Members of the Health Policy News (HPN) team attended the NCSL Legislative Summit in Nashville from August 5-8, 2019, learning and sharing our work with legislators and staff from across the country. The trending topics this year that related to PCG’s work were: the impact of recent court cases at both the state and federal level; prescription drug pricing; and surprise balance billing.
NCSL Health Policy Update and Q&A
On Wednesday, August 7th, NCSL policy specialists and members of their HHS State-Federal Affairs team hosted a health policy update and Q&A for legislators and their staff. Generating the majority of discussion was the topic of prescription drug pricing and other ongoing federal efforts to assist consumers with rising healthcare costs—e.g., surprise medical bills and the recently finalized rule on Health Reimbursement Accounts (HRAs).
Prescription Drug Pricing
At the end of July, the current administration released the Safe Importation Action Plan, which gives states the flexibility to create and implement drug importation programs in an attempt to provide lower-cost medications to consumers. The executive order provides two pathways by which drug importation would occur: one allowing states to submit plans for a demonstration and provide evidence that certain cost and safety criteria would be met; and another opening up importation (to approved FDA drug manufacturers) of important medication sold in other countries into the US.
As we previously reported, some states (the first being Vermont) have enacted legislation to study the price impact of drug importation; the hurdle for many was whether or not the U.S. Department of Health and Human Services (HHS) would approve these importation programs. California and Florida also recently passed similar state drug importation studies and have program design plans underway.
HHS and the Department of Labor and Treasury also recently finalized HRA regulation that will permit employers to fund up to $1800 a year for employee use in paying premiums (including excepted benefit plan premiums) as well as allow employees to be reimbursed for certain qualified medical expenses.
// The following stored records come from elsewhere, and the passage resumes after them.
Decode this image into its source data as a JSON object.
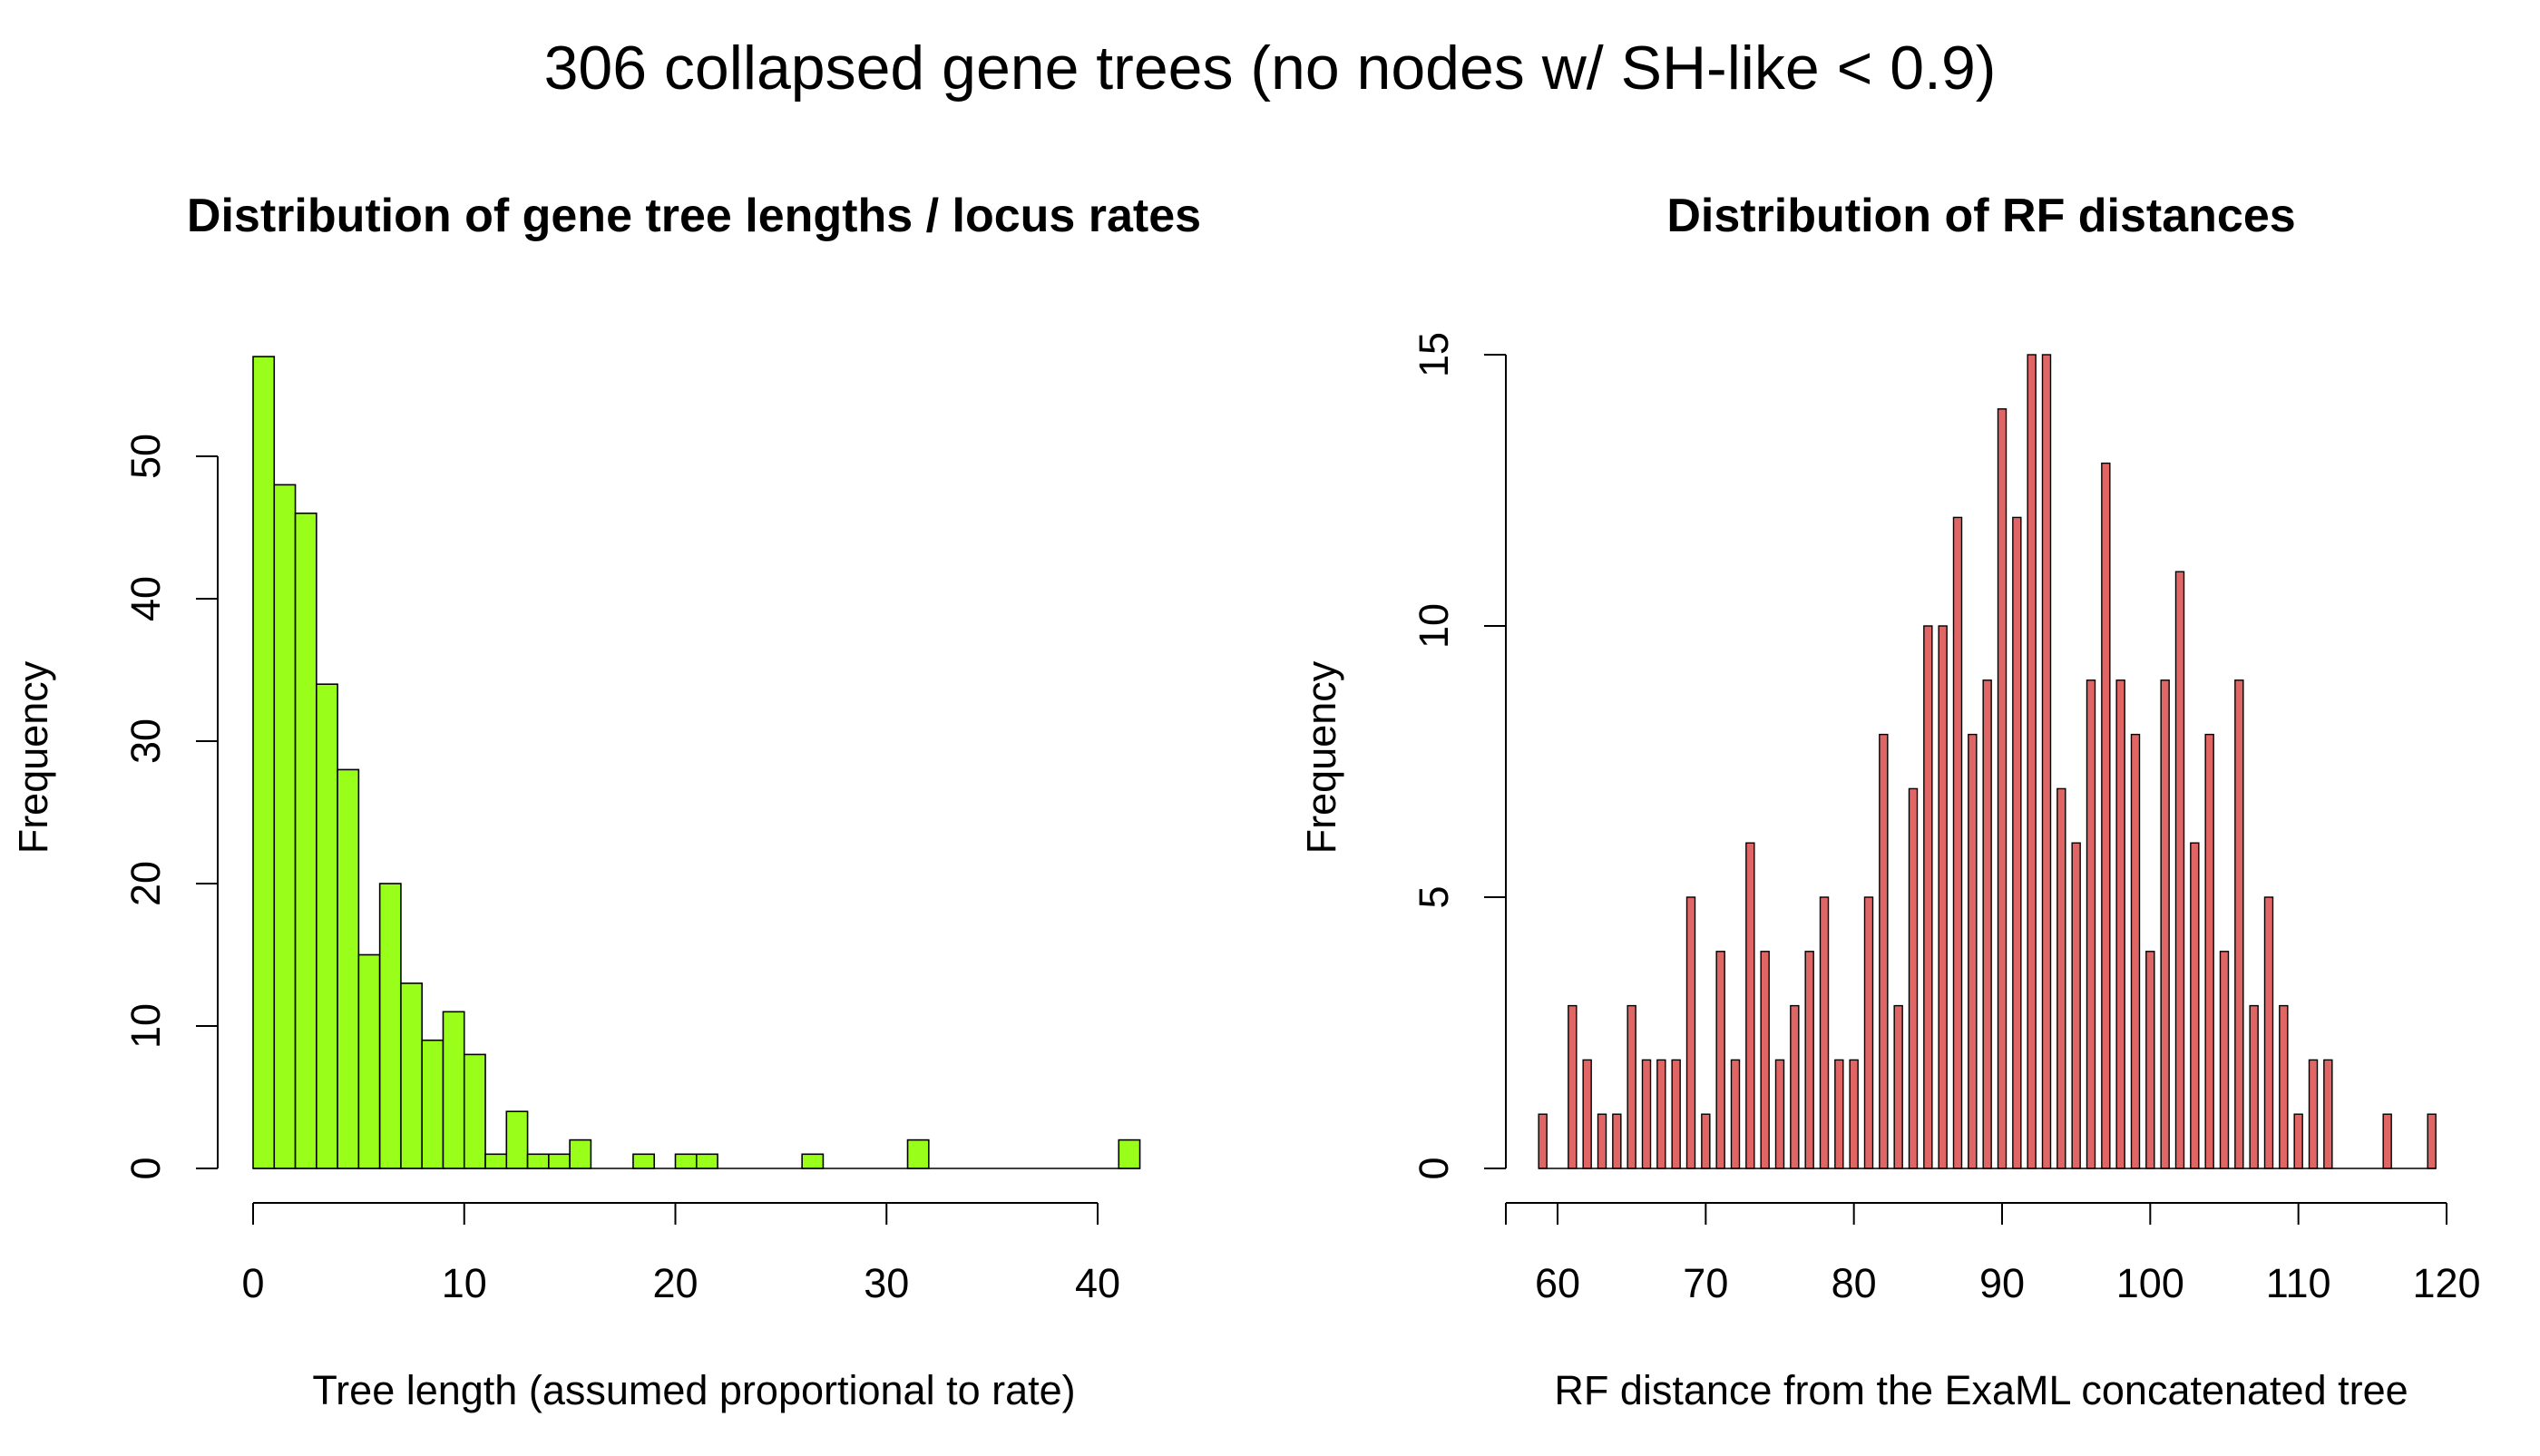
{
  "figure_title": "306 collapsed gene trees (no nodes w/ SH-like < 0.9)",
  "colors": {
    "left_fill": "#99ff1a",
    "right_fill": "#e06666",
    "stroke": "#000000"
  },
  "chart_data": [
    {
      "type": "bar",
      "subtype": "histogram",
      "title": "Distribution of gene tree lengths / locus rates",
      "xlabel": "Tree length (assumed proportional to rate)",
      "ylabel": "Frequency",
      "xlim": [
        0,
        42
      ],
      "ylim": [
        0,
        57
      ],
      "bin_width": 1,
      "bin_start": 0,
      "x_ticks": [
        0,
        10,
        20,
        30,
        40
      ],
      "y_ticks": [
        0,
        10,
        20,
        30,
        40,
        50
      ],
      "values": [
        57,
        48,
        46,
        34,
        28,
        15,
        20,
        13,
        9,
        11,
        8,
        1,
        4,
        1,
        1,
        2,
        0,
        0,
        1,
        0,
        1,
        1,
        0,
        0,
        0,
        0,
        1,
        0,
        0,
        0,
        0,
        2,
        0,
        0,
        0,
        0,
        0,
        0,
        0,
        0,
        0,
        2
      ],
      "grid": false,
      "legend": "none"
    },
    {
      "type": "bar",
      "title": "Distribution of RF distances",
      "xlabel": "RF distance from the ExaML concatenated tree",
      "ylabel": "Frequency",
      "xlim": [
        60,
        120
      ],
      "ylim": [
        0,
        15
      ],
      "x_ticks": [
        60,
        70,
        80,
        90,
        100,
        110,
        120
      ],
      "y_ticks": [
        0,
        5,
        10,
        15
      ],
      "x": [
        59,
        61,
        62,
        63,
        64,
        65,
        66,
        67,
        68,
        69,
        70,
        71,
        72,
        73,
        74,
        75,
        76,
        77,
        78,
        79,
        80,
        81,
        82,
        83,
        84,
        85,
        86,
        87,
        88,
        89,
        90,
        91,
        92,
        93,
        94,
        95,
        96,
        97,
        98,
        99,
        100,
        101,
        102,
        103,
        104,
        105,
        106,
        107,
        108,
        109,
        110,
        111,
        112,
        116,
        119
      ],
      "values": [
        1,
        3,
        2,
        1,
        1,
        3,
        2,
        2,
        2,
        5,
        1,
        4,
        2,
        6,
        4,
        2,
        3,
        4,
        5,
        2,
        2,
        5,
        8,
        3,
        7,
        10,
        10,
        12,
        8,
        9,
        14,
        12,
        15,
        15,
        7,
        6,
        9,
        13,
        9,
        8,
        4,
        9,
        11,
        6,
        8,
        4,
        9,
        3,
        5,
        3,
        1,
        2,
        2,
        1,
        1
      ],
      "grid": false,
      "legend": "none"
    }
  ]
}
The new standards will go into effect in January 2020 and are applicable to a broader range of plan types than were previously eligible for HRAs.
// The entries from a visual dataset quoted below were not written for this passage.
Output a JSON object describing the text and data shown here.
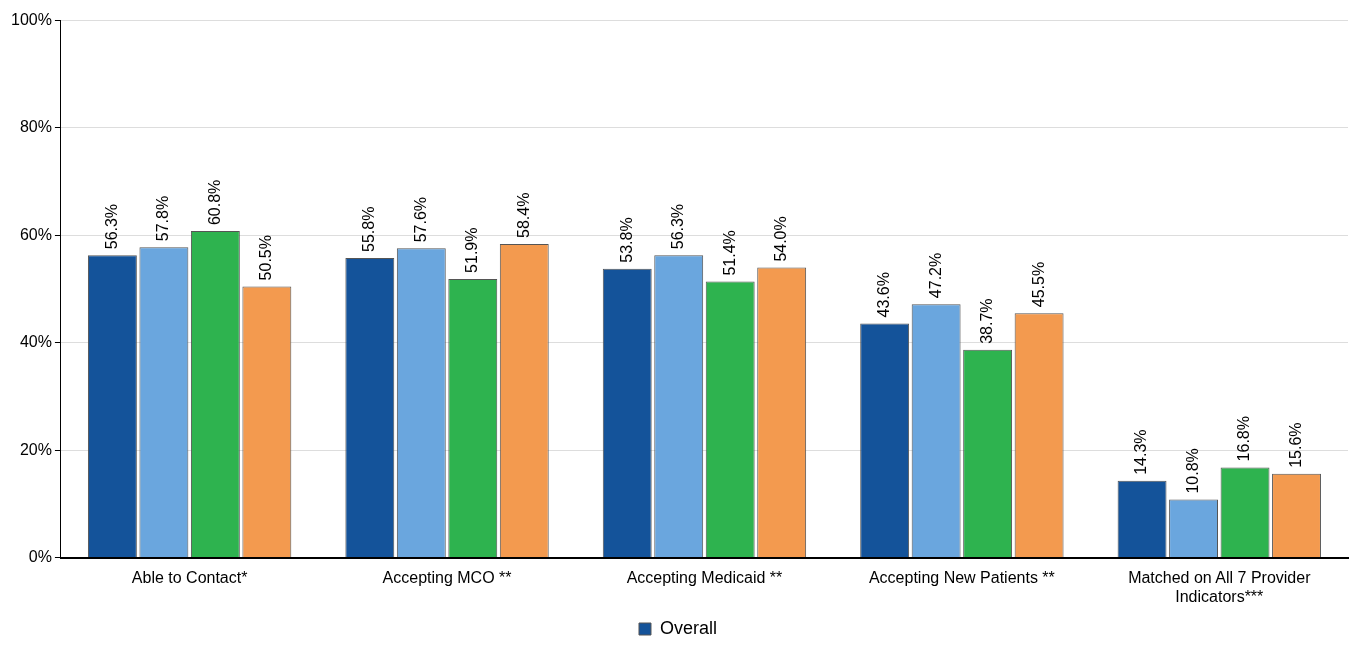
{
  "chart_data": {
    "type": "bar",
    "categories": [
      "Able to Contact*",
      "Accepting MCO **",
      "Accepting Medicaid **",
      "Accepting New Patients **",
      "Matched on All 7 Provider Indicators***"
    ],
    "series": [
      {
        "name": "Overall",
        "color": "#14539a",
        "values": [
          56.3,
          55.8,
          53.8,
          43.6,
          14.3
        ],
        "value_labels": [
          "56.3%",
          "55.8%",
          "53.8%",
          "43.6%",
          "14.3%"
        ]
      },
      {
        "color": "#6aa6de",
        "values": [
          57.8,
          57.6,
          56.3,
          47.2,
          10.8
        ],
        "value_labels": [
          "57.8%",
          "57.6%",
          "56.3%",
          "47.2%",
          "10.8%"
        ]
      },
      {
        "color": "#2eb34f",
        "values": [
          60.8,
          51.9,
          51.4,
          38.7,
          16.8
        ],
        "value_labels": [
          "60.8%",
          "51.9%",
          "51.4%",
          "38.7%",
          "16.8%"
        ]
      },
      {
        "color": "#f39a4f",
        "values": [
          50.5,
          58.4,
          54.0,
          45.5,
          15.6
        ],
        "value_labels": [
          "50.5%",
          "58.4%",
          "54.0%",
          "45.5%",
          "15.6%"
        ]
      }
    ],
    "ylim": [
      0,
      100
    ],
    "yticks": [
      {
        "value": 0,
        "label": "0%"
      },
      {
        "value": 20,
        "label": "20%"
      },
      {
        "value": 40,
        "label": "40%"
      },
      {
        "value": 60,
        "label": "60%"
      },
      {
        "value": 80,
        "label": "80%"
      },
      {
        "value": 100,
        "label": "100%"
      }
    ],
    "grid": "y",
    "legend": "bottom"
  }
}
Health Policy News Shares Insights into Mental Health Parity and Uniform Prior Authorization
In speaking with legislators, HPN subject matter experts wanted to provide information about tools related to mental health/substance abuse treatment services that we are currently developing with state clients—as well as insights into ways to potentially lower drug costs and improve efficiency of care delivery.
The two items we chose demonstrate were 1) a tool that reviews health products for mental health parity compliance, and 2) the process of moving to a uniform prior authorization process. Both of these topics recently gained support and increased focus in a number of states—and as legislators return to set their state’s health priorities for the upcoming legislative cycle, we know it is particularly helpful for them to see other states’ approaches to certain issues, as well as the steps these states took to achieve goals set out in particular legislation.
Whether you attended NCSL or not, we prepared the following fact sheets to provide insight into how certain states 1) are currently reviewing for mental health parity, or 2) went about moving to a uniform prior authorization form. If, after reviewing the fact sheets below, you have specific questions about your state or would like more information, please email us at email@example.com
Mental Health Parity
In demonstrating our work in mental health parity, we featured our efforts assisting states in ensuring compliance with regulations set forth to ensure equal access to, and coverage of, mental health and substance abuse treatment services. These requirements dictate that commercial health insurance plans and Medicaid plans monitor for parity between medical/surgical benefits (med/surg) and mental health/substance use disorder benefits (MH/SUD).
Most on/off exchange individual and small group plans, as well as some large group plans, are subject to the standards set forth in the Paul Wellstone and Pete Domenici Mental Health Parity and Addiction Equity Act of 2008 (MHPAEA), and, in some instances, the expansion of protections included in the Affordable Care Act. In order to assist states with understanding their obligations to consumers, we put together a brief overview that also contains examples of tools we have used in states to help initiate a compliance review or automate existing review processes.
Uniform Prior Authorization
Prior authorization is a common tool for utilization management and controlling healthcare costs. While approaches to this process are similar across payers, each insurance carrier and public program has its own forms—with variations on questions asked, as well as how they are asked—and processes for submitting and processing those forms.
Healthcare providers report that these payer-specific forms and processes create administrative burden and delay needed treatments. As a result of those concerns, a growing number of states are beginning to implement uniform prior authorization forms, including California, Colorado, Massachusetts, Minnesota, New Hampshire, Oregon, and Texas. As states grapple with how best to reduce healthcare costs, moving to a uniform prior authorization process for some or all prescription-related approvals and/or medical/behavioral health services may reduce the administrative costs and burden associated with prior authorization—a small step towards larger health savings goals.